I received an unexpected visit from an old acquaintance - Depression. Depression and I have had a love/hate relationship for years. We had a full blown tryst back in the late '80s when several life changing experiences converged, picking me straight up out of my universe and slamming me down into the abyss.
The abyss is dark, and it is lonely. But it also peaceful. The abyss envelopes you with a profound heaviness, keeping emotions at bay. And that is exactly what you want when the emotions are too big to handle and the voices in your head won't shut up.
Today when Depression rode into town, I wasn't particularly glad to see him, but I invited him in for a spell. We reminisced a bit, just like old times. Depression may be a lousy house guest, but he is familiar. And there is comfort in the familiar. Sort of like an abusive lover. You hate him for hurting you, and you hate yourself for staying with him, but as least you know how he operates.

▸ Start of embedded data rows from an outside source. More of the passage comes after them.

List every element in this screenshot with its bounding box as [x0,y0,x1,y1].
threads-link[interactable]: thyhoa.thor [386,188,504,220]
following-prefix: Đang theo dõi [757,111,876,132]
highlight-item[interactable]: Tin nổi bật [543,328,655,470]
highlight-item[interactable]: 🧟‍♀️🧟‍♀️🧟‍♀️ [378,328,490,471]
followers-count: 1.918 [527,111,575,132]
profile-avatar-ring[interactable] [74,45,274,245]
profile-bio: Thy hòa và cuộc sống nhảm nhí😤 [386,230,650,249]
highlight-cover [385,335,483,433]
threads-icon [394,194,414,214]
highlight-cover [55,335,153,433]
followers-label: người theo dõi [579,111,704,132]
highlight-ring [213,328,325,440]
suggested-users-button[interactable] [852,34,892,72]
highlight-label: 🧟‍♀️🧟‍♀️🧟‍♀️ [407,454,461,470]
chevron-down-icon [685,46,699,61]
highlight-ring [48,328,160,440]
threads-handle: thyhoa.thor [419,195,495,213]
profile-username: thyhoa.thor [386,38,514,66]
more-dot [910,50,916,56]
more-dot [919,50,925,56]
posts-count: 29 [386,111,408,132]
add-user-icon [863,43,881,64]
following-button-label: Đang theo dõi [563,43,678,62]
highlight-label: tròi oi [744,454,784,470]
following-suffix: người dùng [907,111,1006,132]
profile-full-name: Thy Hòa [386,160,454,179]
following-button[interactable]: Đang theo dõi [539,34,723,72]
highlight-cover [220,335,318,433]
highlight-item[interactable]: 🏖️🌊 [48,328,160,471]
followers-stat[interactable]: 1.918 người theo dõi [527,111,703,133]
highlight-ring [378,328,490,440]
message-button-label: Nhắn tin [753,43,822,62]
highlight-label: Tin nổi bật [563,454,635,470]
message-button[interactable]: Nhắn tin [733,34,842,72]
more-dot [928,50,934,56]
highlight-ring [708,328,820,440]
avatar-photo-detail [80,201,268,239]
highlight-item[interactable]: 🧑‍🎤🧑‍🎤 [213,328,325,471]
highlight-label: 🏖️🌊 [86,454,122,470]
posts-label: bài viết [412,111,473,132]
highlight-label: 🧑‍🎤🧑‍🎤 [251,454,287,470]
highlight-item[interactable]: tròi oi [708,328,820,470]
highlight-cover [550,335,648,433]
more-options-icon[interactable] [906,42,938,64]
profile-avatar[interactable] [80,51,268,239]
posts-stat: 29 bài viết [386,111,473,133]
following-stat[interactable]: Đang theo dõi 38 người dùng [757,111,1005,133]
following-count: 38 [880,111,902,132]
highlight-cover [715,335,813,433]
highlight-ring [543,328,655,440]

Eventually you must part ways.
Depression isn't going to stay long this time around. Already we are planning for his departure. He hasn't finished packing yet, but his keys are sitting on top of the piano by the door. Seems Depression doesn't want to stand outside with me, soaking up the warmth of the sun and feeling the breeze blow through his hair. Depression doesn't want to feel alive, and I'm not dead yet. So Depression will be leaving soon. We'll share a few more tears before he goes. I'll pry his cold arms from around my shoulders and bid him farewell. And then I'll go stand in the sun.